This summer the West Coast burned, the Midwest baked and states from Louisiana to New York flooded, but the weather in Texas was pretty OK, actually?
After enduring a historic winter storm and statewide power failure this February, Texas got a reprieve from extreme weather and scorching heat this summer, according to weather data from June through August.
Victor Murphy, a Climate Service Program manager at the National Weather Service office in Dallas, estimates that the average statewide temperature this summer was about 0.8 degrees below normal. That’s the coolest average since 2007.
He says the fact that such a small difference in average temperature stands out in recent history “speaks volumes” about how much hotter Texas summers have become since the turn of the century.

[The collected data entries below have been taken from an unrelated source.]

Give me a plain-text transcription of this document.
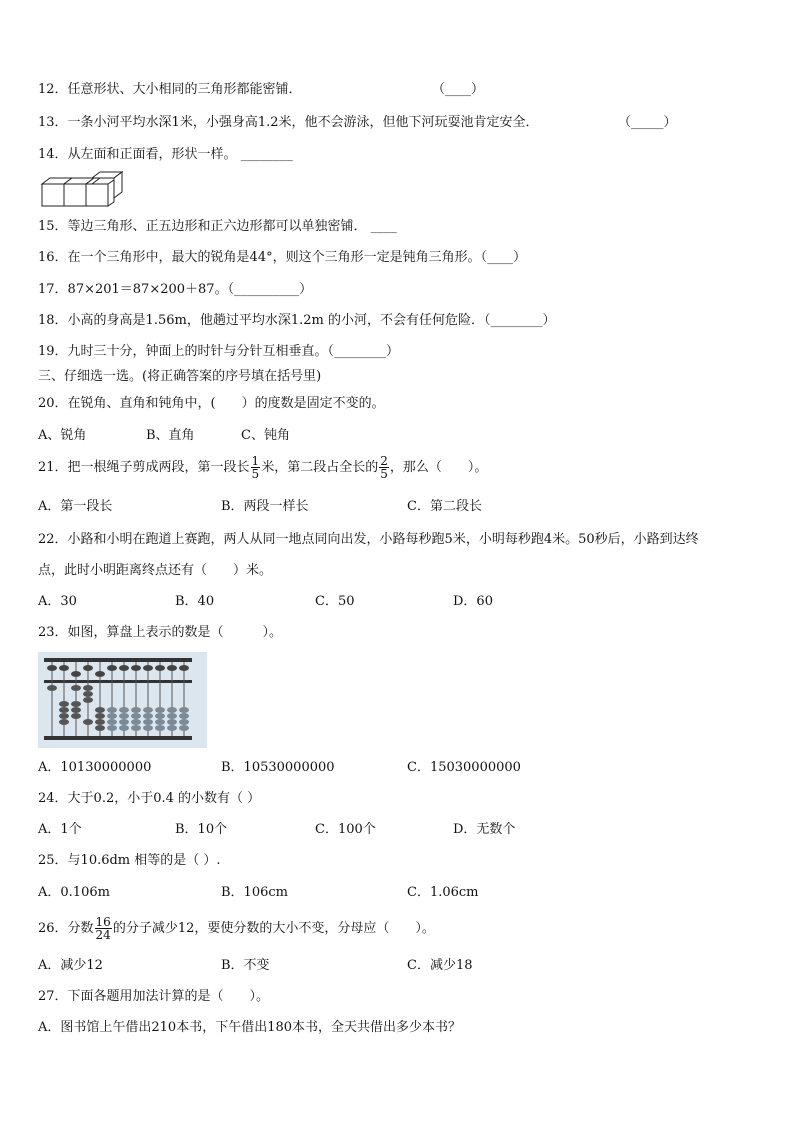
12．任意形状、大小相同的三角形都能密铺．	（____）
13．一条小河平均水深1米，小强身高1.2米，他不会游泳，但他下河玩耍池肯定安全．	（_____）
14．从左面和正面看，形状一样。 ________
15．等边三角形、正五边形和正六边形都可以单独密铺． ____
16．在一个三角形中，最大的锐角是44°，则这个三角形一定是钝角三角形。（____）
17．87×201＝87×200＋87。（__________）
18．小高的身高是1.56m，他趟过平均水深1.2m 的小河，不会有任何危险．（________）
19．九时三十分，钟面上的时针与分针互相垂直。（________）
三、仔细选一选。(将正确答案的序号填在括号里)
20．在锐角、直角和钝角中，(　　）的度数是固定不变的。
A、锐角	B、直角	C、钝角
21．把一根绳子剪成两段，第一段长 $\frac{1}{5}$ 米，第二段占全长的 $\frac{2}{5}$ ，那么（　　）。
A．第一段长	B．两段一样长	C．第二段长
22．小路和小明在跑道上赛跑，两人从同一地点同向出发，小路每秒跑5米，小明每秒跑4米。50秒后，小路到达终
点，此时小明距离终点还有（　　）米。
A．30	B．40	C．50	D．60
23．如图，算盘上表示的数是（　　　）。
A．10130000000	B．10530000000	C．15030000000
24．大于0.2，小于0.4 的小数有（ ）
A．1个	B．10个	C．100个	D．无数个
25．与10.6dm 相等的是（ ）.
A．0.106m	B．106cm	C．1.06cm
26．分数 $\frac{16}{24}$ 的分子减少12，要使分数的大小不变，分母应（　　）。
A．减少12	B．不变	C．减少18
27．下面各题用加法计算的是（　　）。
A．图书馆上午借出210本书，下午借出180本书，全天共借出多少本书？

“One degree Fahrenheit below normal is not a whole lot,” says Murphy. “To have that be our coolest summer in 15 years is pretty amazing.”
Across the state, lower average temperatures were driven by lower daytime highs. It’s recently become common for many parts of Texas to experience 20, 30 or even more triple-digit days a year, but this summer the number of those days has stayed in the single digits.

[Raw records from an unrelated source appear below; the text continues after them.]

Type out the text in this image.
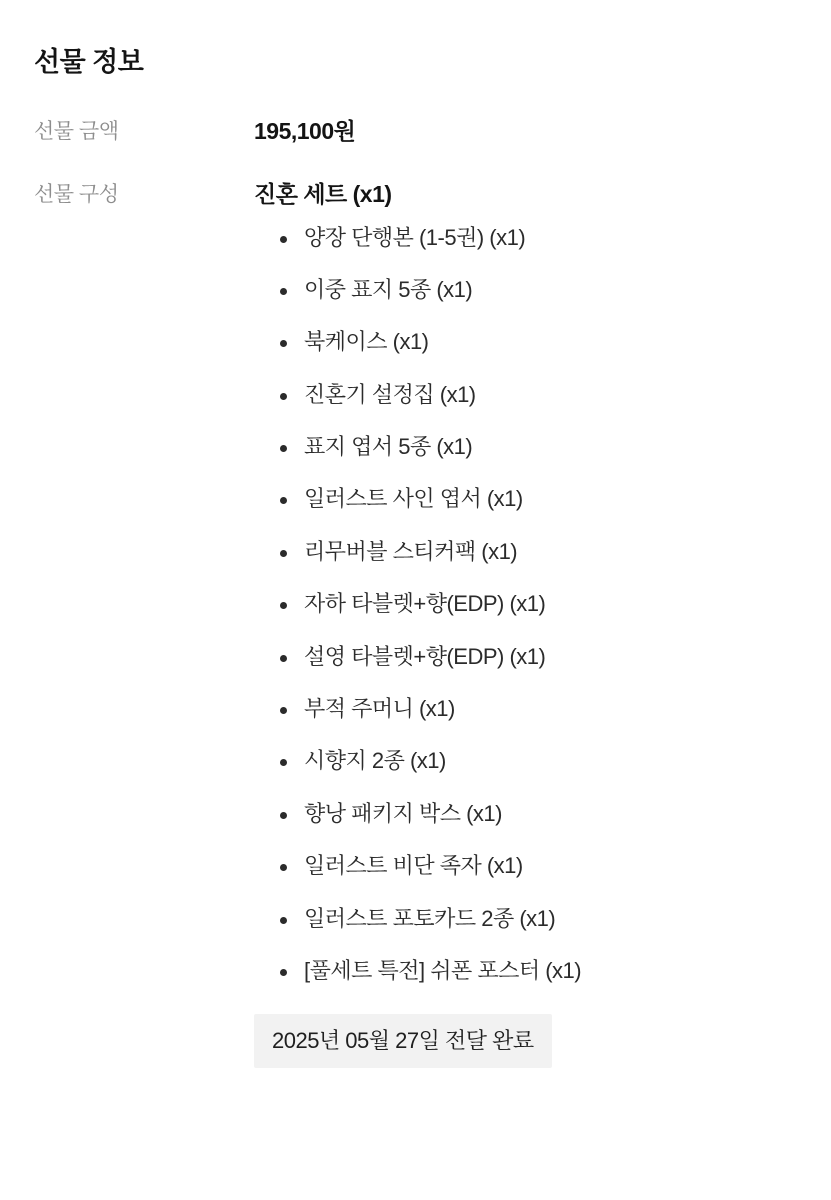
선물 정보
선물 금액	195,100원
선물 구성	진혼 세트 (x1)
양장 단행본 (1-5권) (x1)
이중 표지 5종 (x1)
북케이스 (x1)
진혼기 설정집 (x1)
표지 엽서 5종 (x1)
일러스트 사인 엽서 (x1)
리무버블 스티커팩 (x1)
자하 타블렛+향(EDP) (x1)
설영 타블렛+향(EDP) (x1)
부적 주머니 (x1)
시향지 2종 (x1)
향낭 패키지 박스 (x1)
일러스트 비단 족자 (x1)
일러스트 포토카드 2종 (x1)
[풀세트 특전] 쉬폰 포스터 (x1)
2025년 05월 27일 전달 완료
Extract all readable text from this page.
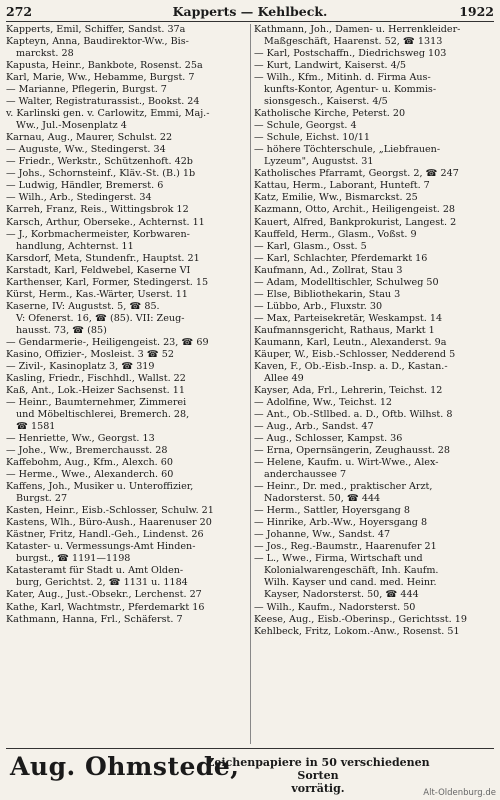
272	Kapperts — Kehlbeck.	1922
Kapperts, Emil, Schiffer, Sandst. 37a
Kapteyn, Anna, Baudirektor-Ww., Bis-
marckst. 28
Kapusta, Heinr., Bankbote, Rosenst. 25a
Karl, Marie, Ww., Hebamme, Burgst. 7
— Marianne, Pflegerin, Burgst. 7
— Walter, Registraturassist., Bookst. 24
v. Karlinski gen. v. Carlowitz, Emmi, Maj.-
Ww., Jul.-Mosenplatz 4
Karnau, Aug., Maurer, Schulst. 22
— Auguste, Ww., Stedingerst. 34
— Friedr., Werkstr., Schützenhoft. 42b
— Johs., Schornsteinf., Kläv.-St. (B.) 1b
— Ludwig, Händler, Bremerst. 6
— Wilh., Arb., Stedingerst. 34
Karreh, Franz, Reis., Wittingsbrok 12
Karsch, Arthur, Oberseke., Achternst. 11
— J., Korbmachermeister, Korbwaren-
handlung, Achternst. 11
Karsdorf, Meta, Stundenfr., Hauptst. 21
Karstadt, Karl, Feldwebel, Kaserne VI
Karthenser, Karl, Former, Stedingerst. 15
Kürst, Herm., Kas.-Wärter, Userst. 11
Kaserne, IV: Augustst. 5, ☎ 85.
V: Ofenerst. 16, ☎ (85). VII: Zeug-
hausst. 73, ☎ (85)
— Gendarmerie-, Heiligengeist. 23, ☎ 69
Kasino, Offizier-, Mosleist. 3 ☎ 52
— Zivil-, Kasinoplatz 3, ☎ 319
Kasling, Friedr., Fischhdl., Wallst. 22
Kaß, Ant., Lok.-Heizer Sachsenst. 11
— Heinr., Baumternehmer, Zimmerei
und Möbeltischlerei, Bremerch. 28,
☎ 1581
— Henriette, Ww., Georgst. 13
— Johe., Ww., Bremerchausst. 28
Kaffebohm, Aug., Kfm., Alexch. 60
— Herme., Wwe., Alexanderch. 60
Kaffens, Joh., Musiker u. Unteroffizier,
Burgst. 27
Kasten, Heinr., Eisb.-Schlosser, Schulw. 21
Kastens, Wlh., Büro-Aush., Haarenuser 20
Kästner, Fritz, Handl.-Geh., Lindenst. 26
Kataster- u. Vermessungs-Amt Hinden-
burgst., ☎ 1191—1198
Katasteramt für Stadt u. Amt Olden-
burg, Gerichtst. 2, ☎ 1131 u. 1184
Kater, Aug., Just.-Obsekr., Lerchenst. 27
Kathe, Karl, Wachtmstr., Pferdemarkt 16
Kathmann, Hanna, Frl., Schäferst. 7
Kathmann, Joh., Damen- u. Herrenkleider-
Maßgeschäft, Haarenst. 52, ☎ 1313
— Karl, Postschaffn., Diedrichsweg 103
— Kurt, Landwirt, Kaiserst. 4/5
— Wilh., Kfm., Mitinh. d. Firma Aus-
kunfts-Kontor, Agentur- u. Kommis-
sionsgesch., Kaiserst. 4/5
Katholische Kirche, Peterst. 20
— Schule, Georgst. 4
— Schule, Eichst. 10/11
— höhere Töchterschule, „Liebfrauen-
Lyzeum", Augustst. 31
Katholisches Pfarramt, Georgst. 2, ☎ 247
Kattau, Herm., Laborant, Hunteft. 7
Katz, Emilie, Ww., Bismarckst. 25
Kazmann, Otto, Archit., Heiligengeist. 28
Kauert, Alfred, Bankprokurist, Langest. 2
Kauffeld, Herm., Glasm., Voßst. 9
— Karl, Glasm., Osst. 5
— Karl, Schlachter, Pferdemarkt 16
Kaufmann, Ad., Zollrat, Stau 3
— Adam, Modelltischler, Schulweg 50
— Else, Bibliothekarin, Stau 3
— Lübbo, Arb., Fluxstr. 30
— Max, Parteisekretär, Weskampst. 14
Kaufmannsgericht, Rathaus, Markt 1
Kaumann, Karl, Leutn., Alexanderst. 9a
Käuper, W., Eisb.-Schlosser, Nedderend 5
Kaven, F., Ob.-Eisb.-Insp. a. D., Kastan.-
Allee 49
Kayser, Ada, Frl., Lehrerin, Teichst. 12
— Adolfine, Ww., Teichst. 12
— Ant., Ob.-Stllbed. a. D., Oftb. Wilhst. 8
— Aug., Arb., Sandst. 47
— Aug., Schlosser, Kampst. 36
— Erna, Opernsängerin, Zeughausst. 28
— Helene, Kaufm. u. Wirt-Wwe., Alex-
anderchaussee 7
— Heinr., Dr. med., praktischer Arzt,
Nadorsterst. 50, ☎ 444
— Herm., Sattler, Hoyersgang 8
— Hinrike, Arb.-Ww., Hoyersgang 8
— Johanne, Ww., Sandst. 47
— Jos., Reg.-Baumstr., Haarenufer 21
— L., Wwe., Firma, Wirtschaft und
Kolonialwarengeschäft, Inh. Kaufm.
Wilh. Kayser und cand. med. Heinr.
Kayser, Nadorsterst. 50, ☎ 444
— Wilh., Kaufm., Nadorsterst. 50
Keese, Aug., Eisb.-Oberinsp., Gerichtsst. 19
Kehlbeck, Fritz, Lokom.-Anw., Rosenst. 51
Aug. Ohmstede,
Zeichenpapiere in 50 verschiedenen Sorten
vorrätig.	Alt-Oldenburg.de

“We’ve had seven 100-degree days up here in DFW,” says Murphy.
Austin, which now averages 26 triple-digit days a year, has only had five so far this year and, as of Thursday, Waco had experienced zero triple-digit days. “They haven’t had a year with zero 100-degree days since 1920,” Murphy says.

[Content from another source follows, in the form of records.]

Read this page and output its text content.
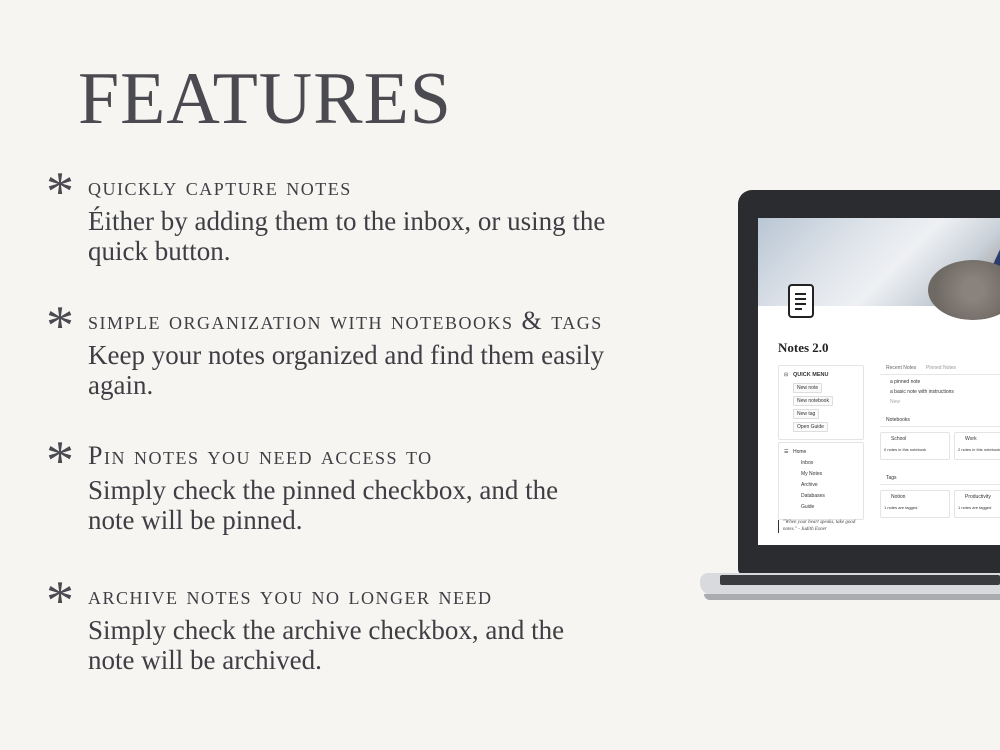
FEATURES
* quickly capture notes
Éither by adding them to the inbox, or using the quick button.
* simple organization with notebooks & tags
Keep your notes organized and find them easily again.
* Pin notes you need access to
Simply check the pinned checkbox, and the note will be pinned.
* archive notes you no longer need
Simply check the archive checkbox, and the note will be archived.
Notes 2.0
⊟ QUICK MENU
New note
New notebook
New tag
Open Guide
☰ Home
Inbox
My Notes
Archive
Databases
Guide
Recent Notes Pinned Notes
a pinned note
a basic note with instructions
New
Notebooks
School
0 notes in this notebook
Work
2 notes in this notebook
Tags
Notion
1 notes are tagged
Productivity
1 notes are tagged
"When your heart speaks, take good notes." - Judith Exner
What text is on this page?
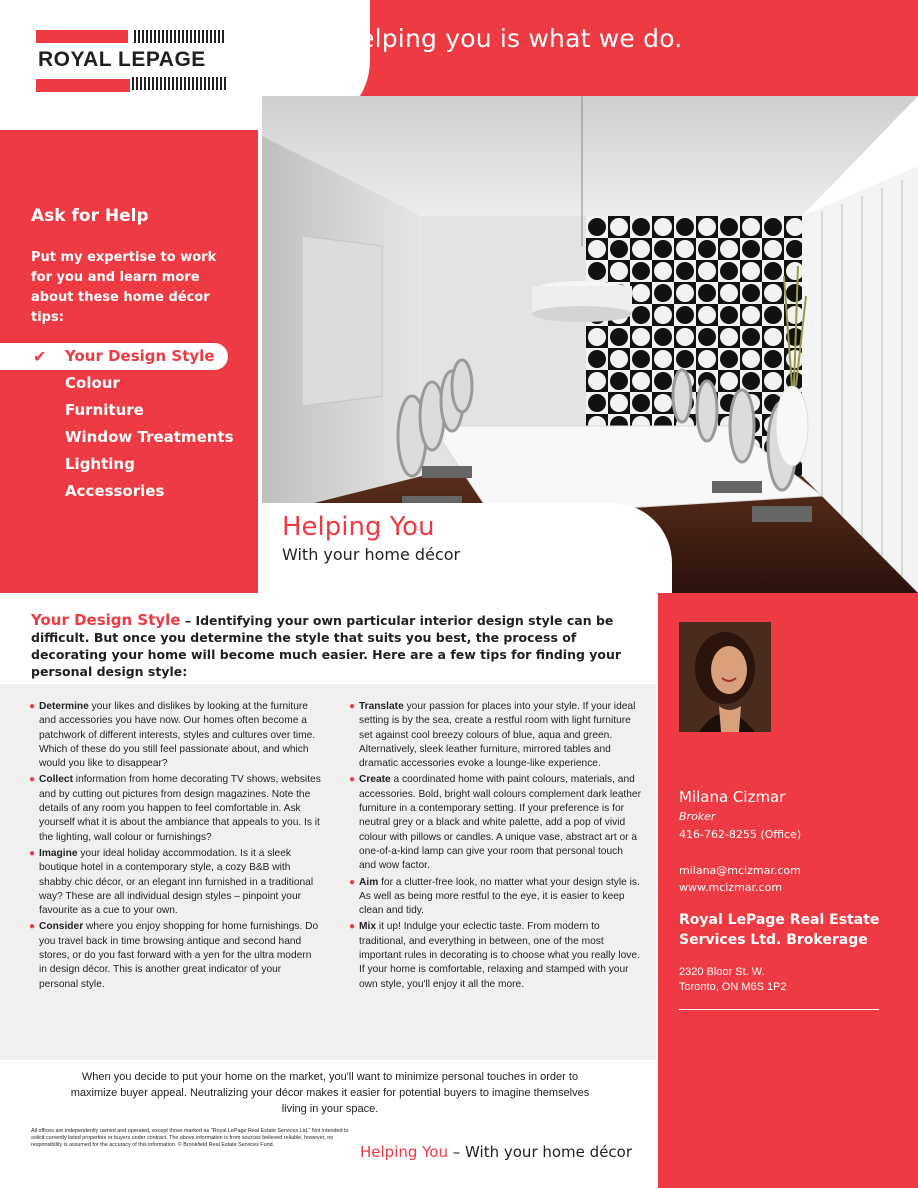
ROYAL LEPAGE
Helping you is what we do.
Ask for Help
Put my expertise to work for you and learn more about these home décor tips:
✔ Your Design Style
Colour
Furniture
Window Treatments
Lighting
Accessories
Helping You
With your home décor
Milana Cizmar
Broker
416-762-8255 (Office)
milana@mcizmar.com
www.mcizmar.com
Royal LePage Real Estate Services Ltd. Brokerage
2320 Bloor St. W.
Toronto, ON M6S 1P2
Your Design Style – Identifying your own particular interior design style can be difficult. But once you determine the style that suits you best, the process of decorating your home will become much easier. Here are a few tips for finding your personal design style:
● Determine your likes and dislikes by looking at the furniture and accessories you have now. Our homes often become a patchwork of different interests, styles and cultures over time. Which of these do you still feel passionate about, and which would you like to disappear?
● Collect information from home decorating TV shows, websites and by cutting out pictures from design magazines. Note the details of any room you happen to feel comfortable in. Ask yourself what it is about the ambiance that appeals to you. Is it the lighting, wall colour or furnishings?
● Imagine your ideal holiday accommodation. Is it a sleek boutique hotel in a contemporary style, a cozy B&B with shabby chic décor, or an elegant inn furnished in a traditional way? These are all individual design styles – pinpoint your favourite as a cue to your own.
● Consider where you enjoy shopping for home furnishings. Do you travel back in time browsing antique and second hand stores, or do you fast forward with a yen for the ultra modern in design décor. This is another great indicator of your personal style.
● Translate your passion for places into your style. If your ideal setting is by the sea, create a restful room with light furniture set against cool breezy colours of blue, aqua and green. Alternatively, sleek leather furniture, mirrored tables and dramatic accessories evoke a lounge-like experience.
● Create a coordinated home with paint colours, materials, and accessories. Bold, bright wall colours complement dark leather furniture in a contemporary setting. If your preference is for neutral grey or a black and white palette, add a pop of vivid colour with pillows or candles. A unique vase, abstract art or a one-of-a-kind lamp can give your room that personal touch and wow factor.
● Aim for a clutter-free look, no matter what your design style is. As well as being more restful to the eye, it is easier to keep clean and tidy.
● Mix it up! Indulge your eclectic taste. From modern to traditional, and everything in between, one of the most important rules in decorating is to choose what you really love. If your home is comfortable, relaxing and stamped with your own style, you'll enjoy it all the more.
When you decide to put your home on the market, you'll want to minimize personal touches in order to maximize buyer appeal. Neutralizing your décor makes it easier for potential buyers to imagine themselves living in your space.
All offices are independently owned and operated, except those marked as "Royal LePage Real Estate Services Ltd." Not intended to solicit currently listed properties or buyers under contract. The above information is from sources believed reliable, however, no responsibility is assumed for the accuracy of this information. © Brookfield Real Estate Services Fund.	Helping You – With your home décor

Not all cities have been so fortunate, he says. Houston and Amarillo are two that have seen average temperatures slightly above normal. But for the rest of the state, the reason for cooler weather can be summed up in one word: rain.
This spring, heavy rains set the state up for cooler weather by soaking the soil. So, when the summer sun arrived, it spent its energy evaporating water in the earth rather than heating the ground and air.
Rain also continued longer into the summer than usual in much of the state, keeping high daytime temperatures low by replenishing soil moisture and providing cloud cover.
But even all that rainfall was relatively mellow. It came often, but not in destructive torrents, as often happens. Murphy says, aside from early-season flooding in South Texas and the Gulf Coast, the state largely avoided “huge rainfall bursts or rainfall totals that are notorious in Texas.”
But just because the state had calm weather for the last few months doesn’t mean it’ll stay that way. In fact, Murphy says, some of the hottest weather in many parts of Texas arrived just in the last week or so.
“We’ve turned pretty noticeably drier here the last couple of weeks in August,” he says, “so we definitely need to keep an eye on that.”